Synergistic fusion network of GAN-based deblurring and target detection for high-speed potato seeding monitoring
Аннотация
• Proposal of a GAN-based detection-guided deblurring framework for high-speed seeding monitoring. • Development of TSF-DeblurGAN with multi-scale feature fusion for enhanced restoration under motion blur. • Introduction of LGCSA-Detector integrating local–global attention for challenging seed detection. • Achievement of robust real-time performance on edge devices under agricultural conditions. Real-time, accurate monitoring of potato miss- and multi-seeding is critical for precision seeding, but challenged by motion blur induced by high-speed seed metering. Severe non-uniform, multi-scale blur causes a substantial loss of semantically discriminative features, rendering conventional “deblur-then-detect” pipelines ineffective.
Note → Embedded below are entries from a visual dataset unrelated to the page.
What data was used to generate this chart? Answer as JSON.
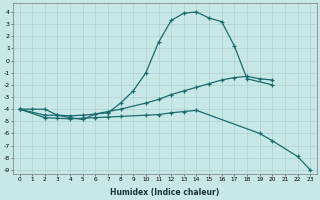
{
  "xlabel": "Humidex (Indice chaleur)",
  "background_color": "#c8e8e8",
  "grid_color": "#afd0d0",
  "line_color": "#1a6b6b",
  "xlim": [
    -0.5,
    23.5
  ],
  "ylim": [
    -9.3,
    4.7
  ],
  "x_ticks": [
    0,
    1,
    2,
    3,
    4,
    5,
    6,
    7,
    8,
    9,
    10,
    11,
    12,
    13,
    14,
    15,
    16,
    17,
    18,
    19,
    20,
    21,
    22,
    23
  ],
  "y_ticks": [
    4,
    3,
    2,
    1,
    0,
    -1,
    -2,
    -3,
    -4,
    -5,
    -6,
    -7,
    -8,
    -9
  ],
  "curve1_x": [
    0,
    1,
    2,
    3,
    4,
    5,
    6,
    7,
    8,
    9,
    10,
    11,
    12,
    13,
    14,
    15,
    16,
    17,
    18,
    20
  ],
  "curve1_y": [
    -4.0,
    -4.0,
    -4.0,
    -4.5,
    -4.7,
    -4.85,
    -4.4,
    -4.3,
    -3.5,
    -2.5,
    -1.0,
    1.5,
    3.3,
    3.9,
    4.0,
    3.5,
    3.2,
    1.2,
    -1.5,
    -2.0
  ],
  "curve2_x": [
    0,
    2,
    3,
    4,
    5,
    6,
    7,
    8,
    10,
    11,
    12,
    13,
    14,
    15,
    16,
    17,
    18,
    19,
    20
  ],
  "curve2_y": [
    -4.0,
    -4.5,
    -4.5,
    -4.55,
    -4.5,
    -4.4,
    -4.2,
    -4.0,
    -3.5,
    -3.2,
    -2.8,
    -2.5,
    -2.2,
    -1.9,
    -1.6,
    -1.4,
    -1.3,
    -1.5,
    -1.6
  ],
  "curve3_x": [
    0,
    2,
    3,
    4,
    5,
    6,
    7,
    8,
    10,
    11,
    12,
    13,
    14,
    19,
    20,
    22,
    23
  ],
  "curve3_y": [
    -4.0,
    -4.7,
    -4.75,
    -4.8,
    -4.75,
    -4.7,
    -4.65,
    -4.6,
    -4.5,
    -4.45,
    -4.3,
    -4.2,
    -4.1,
    -6.0,
    -6.6,
    -7.9,
    -9.0
  ]
}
To overcome this, we propose a novel end-to-end GAN (Generative Adversarial Network)-based deblurring–target detection (GDTD) framework, underpinned by a synergistic training mechanism that jointly optimizes image restoration and object detection. Evaluated under high-speed potato seeding conditions with dynamic non-uniform blur, The GDTD achieved an [email protected]:0.95 (mean Average Precision) of 0.6843 and a Precision of 0.9115, outperforming two-stage fusion frameworks built on state-of-the-art deblurring (TSF-DeblurGAN) and detection (YOLO-based LGCSA-Detector) models by up to 19.7% and 5.73%, respectively. Furthermore, it sustained real-time inference at a processing speed of 27.3 FPS with low power consumption, making it suitable for embedded agricultural devices. By shifting the optimization paradigm from pixel-level fidelity to task-aware semantic restoration, this study provides important theoretical and practical support for precision seeding and other dynamic scenarios in smart agriculture, demonstrating that task-driven semantic restoration, rather than pixel-perfect deblurring, is the key to robust detection under extreme motion blur.